Avanzava a testa bassa, cercando di mantenere l’equilibrio, scansare la pioggia e non infangarsi troppo. Una pioggia sottile calava senza sosta. Aveva tirato su il cappuccio del kway. Camminava a passo sostenuto da alcune ore. Era esausto. Come aveva detto Shamir, passando per quel sentiero, nessuno di loro avrebbe incontrato particolari pericoli, eppure, sentiva che doveva stare all’erta, non aveva mai attraversato un bosco da solo.

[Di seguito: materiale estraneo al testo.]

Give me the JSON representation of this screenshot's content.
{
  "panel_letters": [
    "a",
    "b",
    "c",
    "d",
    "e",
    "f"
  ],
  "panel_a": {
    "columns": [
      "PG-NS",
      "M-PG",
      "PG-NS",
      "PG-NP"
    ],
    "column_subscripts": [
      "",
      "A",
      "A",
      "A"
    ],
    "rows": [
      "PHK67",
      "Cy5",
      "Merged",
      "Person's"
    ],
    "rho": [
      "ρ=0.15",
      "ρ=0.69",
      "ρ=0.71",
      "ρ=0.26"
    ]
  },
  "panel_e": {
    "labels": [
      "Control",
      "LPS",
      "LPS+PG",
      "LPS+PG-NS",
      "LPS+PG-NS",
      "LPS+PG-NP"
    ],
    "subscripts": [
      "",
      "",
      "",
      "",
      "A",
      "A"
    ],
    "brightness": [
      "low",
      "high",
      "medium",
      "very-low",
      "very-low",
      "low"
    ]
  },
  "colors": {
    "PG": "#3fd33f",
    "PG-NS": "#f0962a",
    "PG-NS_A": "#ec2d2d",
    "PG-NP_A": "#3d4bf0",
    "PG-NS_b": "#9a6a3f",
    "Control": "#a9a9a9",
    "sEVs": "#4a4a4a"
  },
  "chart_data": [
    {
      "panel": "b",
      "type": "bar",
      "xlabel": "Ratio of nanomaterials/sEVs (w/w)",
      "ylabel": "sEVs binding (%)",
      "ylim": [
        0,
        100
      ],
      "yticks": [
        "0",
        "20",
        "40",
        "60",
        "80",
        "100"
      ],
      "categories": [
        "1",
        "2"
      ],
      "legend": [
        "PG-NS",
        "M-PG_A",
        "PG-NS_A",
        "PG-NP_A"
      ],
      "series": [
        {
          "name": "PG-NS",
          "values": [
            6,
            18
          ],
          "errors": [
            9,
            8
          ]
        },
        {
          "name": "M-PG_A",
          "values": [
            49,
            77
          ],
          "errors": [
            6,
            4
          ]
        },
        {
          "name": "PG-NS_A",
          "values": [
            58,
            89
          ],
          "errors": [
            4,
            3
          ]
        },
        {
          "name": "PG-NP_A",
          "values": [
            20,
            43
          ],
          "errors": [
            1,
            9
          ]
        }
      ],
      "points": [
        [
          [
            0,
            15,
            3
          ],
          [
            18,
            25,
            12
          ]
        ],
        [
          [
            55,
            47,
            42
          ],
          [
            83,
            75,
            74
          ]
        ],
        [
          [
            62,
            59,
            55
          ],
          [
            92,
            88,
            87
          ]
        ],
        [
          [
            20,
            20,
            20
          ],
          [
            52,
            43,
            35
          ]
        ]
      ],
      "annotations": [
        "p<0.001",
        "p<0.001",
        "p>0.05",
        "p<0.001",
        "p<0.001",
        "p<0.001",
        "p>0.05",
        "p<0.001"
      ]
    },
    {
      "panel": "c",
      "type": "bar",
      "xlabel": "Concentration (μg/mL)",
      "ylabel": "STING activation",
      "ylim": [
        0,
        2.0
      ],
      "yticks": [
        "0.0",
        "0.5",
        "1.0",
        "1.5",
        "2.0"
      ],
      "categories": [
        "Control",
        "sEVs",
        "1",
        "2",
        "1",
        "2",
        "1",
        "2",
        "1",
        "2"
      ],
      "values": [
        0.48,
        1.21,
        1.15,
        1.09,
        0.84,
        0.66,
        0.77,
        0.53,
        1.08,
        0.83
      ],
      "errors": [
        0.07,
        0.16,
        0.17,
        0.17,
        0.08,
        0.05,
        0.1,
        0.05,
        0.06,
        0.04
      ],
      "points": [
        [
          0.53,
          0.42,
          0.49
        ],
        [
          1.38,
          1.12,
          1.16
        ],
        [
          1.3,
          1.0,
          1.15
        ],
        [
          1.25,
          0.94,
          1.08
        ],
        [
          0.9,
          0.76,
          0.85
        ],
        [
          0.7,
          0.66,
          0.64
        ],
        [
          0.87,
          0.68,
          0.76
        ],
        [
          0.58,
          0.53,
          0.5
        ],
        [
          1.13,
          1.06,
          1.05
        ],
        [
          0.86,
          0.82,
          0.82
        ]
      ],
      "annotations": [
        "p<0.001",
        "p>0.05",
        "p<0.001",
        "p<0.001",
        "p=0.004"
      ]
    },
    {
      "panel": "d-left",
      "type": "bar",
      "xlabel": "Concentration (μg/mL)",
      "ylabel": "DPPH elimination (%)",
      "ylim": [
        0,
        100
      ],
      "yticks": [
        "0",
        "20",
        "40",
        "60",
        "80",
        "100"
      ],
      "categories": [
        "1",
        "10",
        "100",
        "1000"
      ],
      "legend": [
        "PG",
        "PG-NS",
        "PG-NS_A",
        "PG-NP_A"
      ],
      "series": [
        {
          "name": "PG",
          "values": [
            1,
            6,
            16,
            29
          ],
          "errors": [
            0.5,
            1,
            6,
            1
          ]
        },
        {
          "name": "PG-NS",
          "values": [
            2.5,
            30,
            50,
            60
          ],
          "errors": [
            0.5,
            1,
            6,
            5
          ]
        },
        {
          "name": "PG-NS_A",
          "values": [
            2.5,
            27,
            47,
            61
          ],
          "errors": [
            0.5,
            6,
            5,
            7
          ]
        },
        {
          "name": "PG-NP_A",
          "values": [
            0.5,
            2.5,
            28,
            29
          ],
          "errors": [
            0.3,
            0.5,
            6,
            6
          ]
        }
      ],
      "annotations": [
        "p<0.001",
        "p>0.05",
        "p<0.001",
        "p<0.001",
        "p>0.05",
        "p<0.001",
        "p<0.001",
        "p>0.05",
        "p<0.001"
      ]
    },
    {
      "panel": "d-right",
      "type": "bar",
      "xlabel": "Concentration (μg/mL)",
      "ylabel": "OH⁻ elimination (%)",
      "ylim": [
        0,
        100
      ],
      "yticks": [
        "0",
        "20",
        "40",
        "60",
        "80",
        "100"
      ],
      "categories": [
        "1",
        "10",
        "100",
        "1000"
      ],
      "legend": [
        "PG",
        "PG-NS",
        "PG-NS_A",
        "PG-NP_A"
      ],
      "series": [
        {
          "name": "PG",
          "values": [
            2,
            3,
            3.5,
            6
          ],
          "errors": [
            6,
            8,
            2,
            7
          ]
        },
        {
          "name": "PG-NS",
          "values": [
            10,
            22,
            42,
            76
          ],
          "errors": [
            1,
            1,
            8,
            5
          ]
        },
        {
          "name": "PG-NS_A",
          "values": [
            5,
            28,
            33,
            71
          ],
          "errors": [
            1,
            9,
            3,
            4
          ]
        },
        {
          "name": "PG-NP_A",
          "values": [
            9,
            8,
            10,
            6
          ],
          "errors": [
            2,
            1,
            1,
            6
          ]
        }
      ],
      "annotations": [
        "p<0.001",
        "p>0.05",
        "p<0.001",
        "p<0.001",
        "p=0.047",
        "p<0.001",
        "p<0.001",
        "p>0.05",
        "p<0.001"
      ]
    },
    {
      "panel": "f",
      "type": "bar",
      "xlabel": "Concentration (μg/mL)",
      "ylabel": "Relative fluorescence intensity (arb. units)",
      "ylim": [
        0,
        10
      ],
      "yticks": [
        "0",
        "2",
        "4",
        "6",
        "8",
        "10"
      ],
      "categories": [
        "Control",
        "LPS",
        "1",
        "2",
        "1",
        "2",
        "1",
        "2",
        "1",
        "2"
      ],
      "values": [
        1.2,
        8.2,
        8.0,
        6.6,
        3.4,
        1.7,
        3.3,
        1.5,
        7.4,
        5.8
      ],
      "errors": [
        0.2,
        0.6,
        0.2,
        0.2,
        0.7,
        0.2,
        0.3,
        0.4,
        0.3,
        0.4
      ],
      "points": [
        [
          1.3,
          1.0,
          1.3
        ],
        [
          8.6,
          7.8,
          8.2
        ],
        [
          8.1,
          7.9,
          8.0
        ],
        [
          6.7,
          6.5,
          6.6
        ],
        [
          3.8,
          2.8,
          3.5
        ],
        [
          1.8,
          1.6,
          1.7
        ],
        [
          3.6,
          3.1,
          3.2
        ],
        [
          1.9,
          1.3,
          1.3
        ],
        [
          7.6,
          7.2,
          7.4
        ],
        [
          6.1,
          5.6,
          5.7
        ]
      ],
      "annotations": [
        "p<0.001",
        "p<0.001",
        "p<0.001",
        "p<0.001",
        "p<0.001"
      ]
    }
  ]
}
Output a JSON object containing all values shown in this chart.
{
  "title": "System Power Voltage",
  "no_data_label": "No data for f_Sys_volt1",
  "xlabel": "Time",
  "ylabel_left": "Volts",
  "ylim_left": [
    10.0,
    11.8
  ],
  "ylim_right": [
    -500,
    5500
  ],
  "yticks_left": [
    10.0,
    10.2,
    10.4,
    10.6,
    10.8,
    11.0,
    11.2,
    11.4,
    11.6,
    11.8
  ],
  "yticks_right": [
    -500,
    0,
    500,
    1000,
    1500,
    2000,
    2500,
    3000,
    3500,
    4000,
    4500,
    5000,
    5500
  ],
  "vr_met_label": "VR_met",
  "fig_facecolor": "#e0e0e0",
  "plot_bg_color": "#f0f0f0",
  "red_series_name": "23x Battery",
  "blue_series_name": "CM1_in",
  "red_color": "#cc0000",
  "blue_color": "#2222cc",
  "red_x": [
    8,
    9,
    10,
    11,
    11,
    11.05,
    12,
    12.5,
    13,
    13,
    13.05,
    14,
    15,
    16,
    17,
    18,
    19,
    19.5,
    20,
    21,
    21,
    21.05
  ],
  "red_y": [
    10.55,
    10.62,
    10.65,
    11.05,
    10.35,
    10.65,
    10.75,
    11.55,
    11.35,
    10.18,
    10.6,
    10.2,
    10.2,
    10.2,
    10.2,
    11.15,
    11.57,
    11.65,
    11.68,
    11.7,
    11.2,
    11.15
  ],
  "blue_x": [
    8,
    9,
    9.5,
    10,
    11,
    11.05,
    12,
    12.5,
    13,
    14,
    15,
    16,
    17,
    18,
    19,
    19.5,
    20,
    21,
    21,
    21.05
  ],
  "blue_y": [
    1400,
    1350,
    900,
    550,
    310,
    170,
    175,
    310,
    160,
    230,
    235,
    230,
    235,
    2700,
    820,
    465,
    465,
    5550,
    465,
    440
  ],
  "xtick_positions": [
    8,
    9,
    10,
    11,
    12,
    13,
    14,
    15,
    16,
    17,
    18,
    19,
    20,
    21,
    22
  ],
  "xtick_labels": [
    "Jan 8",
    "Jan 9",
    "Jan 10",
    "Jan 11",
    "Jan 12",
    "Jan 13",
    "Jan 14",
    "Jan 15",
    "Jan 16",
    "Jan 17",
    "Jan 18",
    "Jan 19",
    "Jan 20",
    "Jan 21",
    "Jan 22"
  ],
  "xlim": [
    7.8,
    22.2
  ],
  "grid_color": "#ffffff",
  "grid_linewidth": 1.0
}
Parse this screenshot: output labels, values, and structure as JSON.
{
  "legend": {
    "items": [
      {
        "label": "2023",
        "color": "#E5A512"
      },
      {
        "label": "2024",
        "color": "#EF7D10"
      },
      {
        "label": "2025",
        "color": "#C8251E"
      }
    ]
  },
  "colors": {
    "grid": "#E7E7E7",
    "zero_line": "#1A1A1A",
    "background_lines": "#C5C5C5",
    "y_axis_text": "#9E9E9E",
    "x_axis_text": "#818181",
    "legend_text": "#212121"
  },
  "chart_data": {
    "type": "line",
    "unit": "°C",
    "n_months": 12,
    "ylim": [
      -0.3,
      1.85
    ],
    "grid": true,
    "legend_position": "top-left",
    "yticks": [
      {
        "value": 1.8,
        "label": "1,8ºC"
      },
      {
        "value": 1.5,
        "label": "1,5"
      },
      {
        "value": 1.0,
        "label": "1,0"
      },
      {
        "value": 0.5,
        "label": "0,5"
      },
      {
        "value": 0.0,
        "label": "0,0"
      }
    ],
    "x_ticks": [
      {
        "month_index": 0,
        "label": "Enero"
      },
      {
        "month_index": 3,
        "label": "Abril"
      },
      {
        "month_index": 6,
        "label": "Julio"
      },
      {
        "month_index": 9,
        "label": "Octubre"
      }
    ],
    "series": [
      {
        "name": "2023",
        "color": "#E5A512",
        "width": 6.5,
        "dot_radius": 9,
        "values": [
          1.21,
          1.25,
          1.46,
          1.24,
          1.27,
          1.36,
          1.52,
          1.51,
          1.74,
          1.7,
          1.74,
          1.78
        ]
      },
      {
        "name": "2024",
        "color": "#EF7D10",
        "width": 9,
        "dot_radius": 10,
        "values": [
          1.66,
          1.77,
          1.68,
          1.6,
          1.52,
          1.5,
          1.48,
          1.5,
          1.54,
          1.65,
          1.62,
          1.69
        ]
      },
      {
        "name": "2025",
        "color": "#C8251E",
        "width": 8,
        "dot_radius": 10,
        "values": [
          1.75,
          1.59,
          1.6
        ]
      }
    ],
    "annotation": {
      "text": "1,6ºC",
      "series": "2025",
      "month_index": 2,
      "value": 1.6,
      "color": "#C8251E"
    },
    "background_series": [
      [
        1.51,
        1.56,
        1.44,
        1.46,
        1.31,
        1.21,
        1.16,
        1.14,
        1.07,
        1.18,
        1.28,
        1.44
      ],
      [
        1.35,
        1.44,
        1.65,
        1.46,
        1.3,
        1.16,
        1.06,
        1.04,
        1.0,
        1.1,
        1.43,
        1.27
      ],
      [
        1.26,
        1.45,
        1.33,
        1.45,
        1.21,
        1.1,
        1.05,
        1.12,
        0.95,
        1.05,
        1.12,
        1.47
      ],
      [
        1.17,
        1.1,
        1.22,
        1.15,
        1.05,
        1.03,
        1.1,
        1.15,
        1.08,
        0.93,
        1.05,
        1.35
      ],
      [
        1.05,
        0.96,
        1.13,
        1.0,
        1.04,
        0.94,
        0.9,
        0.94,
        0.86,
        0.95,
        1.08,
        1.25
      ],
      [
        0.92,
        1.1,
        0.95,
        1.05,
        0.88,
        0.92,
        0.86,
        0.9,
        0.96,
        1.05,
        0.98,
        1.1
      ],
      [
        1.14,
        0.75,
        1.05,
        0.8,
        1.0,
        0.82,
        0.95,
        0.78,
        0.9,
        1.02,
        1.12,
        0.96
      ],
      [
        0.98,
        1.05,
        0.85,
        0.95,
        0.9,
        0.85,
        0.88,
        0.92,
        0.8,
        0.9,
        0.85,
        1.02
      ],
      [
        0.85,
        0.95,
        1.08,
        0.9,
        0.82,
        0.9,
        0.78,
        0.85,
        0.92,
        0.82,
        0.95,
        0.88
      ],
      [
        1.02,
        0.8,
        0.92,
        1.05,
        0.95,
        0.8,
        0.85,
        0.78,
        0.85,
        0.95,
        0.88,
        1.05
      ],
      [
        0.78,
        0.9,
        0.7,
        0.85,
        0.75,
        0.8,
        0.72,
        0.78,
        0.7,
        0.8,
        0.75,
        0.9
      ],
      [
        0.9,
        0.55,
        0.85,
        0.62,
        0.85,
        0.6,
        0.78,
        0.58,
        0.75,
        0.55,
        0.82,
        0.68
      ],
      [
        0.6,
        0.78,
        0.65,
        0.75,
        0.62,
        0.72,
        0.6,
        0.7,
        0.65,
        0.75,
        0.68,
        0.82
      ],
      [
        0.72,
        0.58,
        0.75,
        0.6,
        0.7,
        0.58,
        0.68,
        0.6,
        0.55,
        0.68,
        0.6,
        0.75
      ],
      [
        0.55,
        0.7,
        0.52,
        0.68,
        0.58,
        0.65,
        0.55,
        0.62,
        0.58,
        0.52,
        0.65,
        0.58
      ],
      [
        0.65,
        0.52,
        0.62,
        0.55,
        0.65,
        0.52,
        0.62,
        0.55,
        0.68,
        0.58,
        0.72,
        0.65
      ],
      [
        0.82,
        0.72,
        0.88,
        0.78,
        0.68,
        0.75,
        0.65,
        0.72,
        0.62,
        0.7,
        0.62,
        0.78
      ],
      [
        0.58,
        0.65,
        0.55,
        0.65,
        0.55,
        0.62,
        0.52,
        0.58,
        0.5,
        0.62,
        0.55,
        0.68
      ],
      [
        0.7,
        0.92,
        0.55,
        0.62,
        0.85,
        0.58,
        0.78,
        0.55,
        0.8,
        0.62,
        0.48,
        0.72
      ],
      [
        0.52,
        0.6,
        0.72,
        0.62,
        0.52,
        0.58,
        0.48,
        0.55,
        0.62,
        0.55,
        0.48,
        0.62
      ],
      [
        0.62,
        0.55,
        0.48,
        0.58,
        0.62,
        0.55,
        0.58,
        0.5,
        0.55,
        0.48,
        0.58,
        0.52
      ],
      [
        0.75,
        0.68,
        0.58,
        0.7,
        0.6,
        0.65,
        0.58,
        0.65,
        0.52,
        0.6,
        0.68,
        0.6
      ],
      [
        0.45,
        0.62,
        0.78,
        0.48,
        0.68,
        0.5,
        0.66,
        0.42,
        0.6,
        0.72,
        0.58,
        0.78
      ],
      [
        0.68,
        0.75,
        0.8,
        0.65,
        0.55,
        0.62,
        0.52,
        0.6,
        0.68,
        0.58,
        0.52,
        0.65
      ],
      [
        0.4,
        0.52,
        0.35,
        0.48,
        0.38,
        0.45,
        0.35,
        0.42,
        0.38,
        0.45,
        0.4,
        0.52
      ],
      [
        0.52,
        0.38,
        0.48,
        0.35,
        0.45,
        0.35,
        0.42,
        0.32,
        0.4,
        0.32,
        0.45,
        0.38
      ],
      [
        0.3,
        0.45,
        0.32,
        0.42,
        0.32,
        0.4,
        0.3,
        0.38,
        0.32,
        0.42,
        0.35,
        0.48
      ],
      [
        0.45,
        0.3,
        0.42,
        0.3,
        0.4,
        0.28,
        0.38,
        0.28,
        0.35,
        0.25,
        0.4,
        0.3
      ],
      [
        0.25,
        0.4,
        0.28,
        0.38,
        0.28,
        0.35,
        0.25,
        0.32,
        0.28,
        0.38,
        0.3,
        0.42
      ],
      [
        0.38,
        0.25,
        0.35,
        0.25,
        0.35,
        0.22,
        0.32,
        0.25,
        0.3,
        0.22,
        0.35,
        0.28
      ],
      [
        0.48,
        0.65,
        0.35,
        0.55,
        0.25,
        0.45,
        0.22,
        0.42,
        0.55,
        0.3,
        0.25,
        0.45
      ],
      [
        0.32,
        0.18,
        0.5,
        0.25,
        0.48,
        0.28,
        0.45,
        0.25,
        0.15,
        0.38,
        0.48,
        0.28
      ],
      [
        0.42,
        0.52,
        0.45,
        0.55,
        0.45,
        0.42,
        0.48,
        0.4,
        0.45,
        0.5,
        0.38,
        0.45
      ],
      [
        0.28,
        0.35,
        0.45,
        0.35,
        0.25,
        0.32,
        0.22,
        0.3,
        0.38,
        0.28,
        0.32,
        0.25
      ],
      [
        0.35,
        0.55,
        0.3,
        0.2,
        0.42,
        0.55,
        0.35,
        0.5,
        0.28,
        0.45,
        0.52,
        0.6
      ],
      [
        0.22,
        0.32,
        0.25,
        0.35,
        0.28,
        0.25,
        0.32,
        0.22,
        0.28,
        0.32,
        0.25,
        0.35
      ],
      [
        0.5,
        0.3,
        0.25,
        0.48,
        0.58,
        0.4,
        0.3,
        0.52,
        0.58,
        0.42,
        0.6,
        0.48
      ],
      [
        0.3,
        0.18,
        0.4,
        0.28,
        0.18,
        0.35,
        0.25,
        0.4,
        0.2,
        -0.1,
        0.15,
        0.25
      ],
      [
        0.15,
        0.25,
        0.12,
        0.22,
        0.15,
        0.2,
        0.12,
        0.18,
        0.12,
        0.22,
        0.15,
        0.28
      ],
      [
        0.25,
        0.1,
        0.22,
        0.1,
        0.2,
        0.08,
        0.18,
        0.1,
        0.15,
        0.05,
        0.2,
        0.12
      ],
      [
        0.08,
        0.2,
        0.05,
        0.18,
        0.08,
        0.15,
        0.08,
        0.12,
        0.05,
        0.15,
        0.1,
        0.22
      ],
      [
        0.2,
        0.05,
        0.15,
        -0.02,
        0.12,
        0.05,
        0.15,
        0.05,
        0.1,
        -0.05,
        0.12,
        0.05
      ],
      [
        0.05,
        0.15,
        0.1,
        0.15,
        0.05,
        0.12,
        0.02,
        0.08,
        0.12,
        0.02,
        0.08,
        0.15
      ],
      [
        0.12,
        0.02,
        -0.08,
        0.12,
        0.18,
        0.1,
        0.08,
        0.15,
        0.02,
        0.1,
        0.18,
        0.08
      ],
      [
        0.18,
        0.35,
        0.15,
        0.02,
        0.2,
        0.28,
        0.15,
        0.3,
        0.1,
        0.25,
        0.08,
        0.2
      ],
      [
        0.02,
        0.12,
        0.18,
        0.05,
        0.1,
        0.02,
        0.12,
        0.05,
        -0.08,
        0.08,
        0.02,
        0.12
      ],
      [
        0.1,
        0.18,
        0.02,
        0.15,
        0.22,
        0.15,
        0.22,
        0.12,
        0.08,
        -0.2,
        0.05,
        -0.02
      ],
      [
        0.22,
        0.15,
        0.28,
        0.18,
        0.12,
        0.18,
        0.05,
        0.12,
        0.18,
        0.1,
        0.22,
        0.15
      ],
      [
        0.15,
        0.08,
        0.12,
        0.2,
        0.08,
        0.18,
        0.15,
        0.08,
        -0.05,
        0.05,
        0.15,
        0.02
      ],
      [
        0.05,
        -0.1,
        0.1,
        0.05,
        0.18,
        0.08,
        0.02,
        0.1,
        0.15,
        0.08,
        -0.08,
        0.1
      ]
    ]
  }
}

- Sono un impiegato di banca- pensava mentre incespicava nel fango - vivo in una città moderna. Perché cazzo sono qui? Chi me l’ha fatto fare? All’inizio, non ne era del tutto convinto, è vero, ma l’idea di restare solo, rintanato non era una prospettiva piacevole. Non poter andare al lavoro, non vedere più i genitori che vivevano lontano, in un altro paese, la noia lo avrebbe disintegrato.
Quella che stava percorrendo, con ansia e fiducia, era una vecchia via dei contrabbandieri, apparteneva alla ragnatela dei vecchi tratturi battuti nel secolo scorso. Non lo conoscevano neppure i moderni passer. Si fece coraggio. Doveva accelerare e superare la linea prima del tramonto. Qui in montagna il sole calava presto.
La pioggia non si decideva a rallentare, il sentiero fangoso aveva sempre più l’aspetto di un circuito di pozzanghere per rane olimpioniche: un buco, un sasso, un altro buco, foglie fradice, sasso e così via… il tracciato era molto stretto, si inerpicava su una salitina e poi ridiscendeva giù verso una pozzanghera e risaliva. Dopo due ore di sali scendi nella boscaglia, sotto la pioggia, finalmente si era ritrovato all’aperto, in un tratturo ciottoloso, lineare, abbastanza ampio e senza buche.
Finalmente il bosco era alle sue spalle. In lontananza vedeva il cumulo di pietre indicato dalla mappa di Shamir, il primo segnale del confine. Sentiva le labbra aprirsi in un sorriso. Sì, era il confine, finalmente. La porta per la libertà. Doveva lasciare sotto il cespuglio gli abiti sporchi e bagnati, cambiarsi con quelli asciutti. Se lo avessero incontrato i poliziotti di frontiera doveva apparire un comune cittadino che andava per funghi. La pioggia aveva rallentato il suo ritmo, doveva sbrigarsi. Aveva cercato di spogliarsi il più velocemente possibile, in modo da non bagnare la biancheria. Quando si era abbassato per lasciare gli abiti appallottolati, aveva visto sotto il cespuglio una serie di palle di stoffa multicolori, scarpe spaiate, fangose e male in arnese, lasciate lì da gente che aveva camminato fino a consumarsi i piedi. Abbandonato il suo pallone di stoffa, si era vestito con furia.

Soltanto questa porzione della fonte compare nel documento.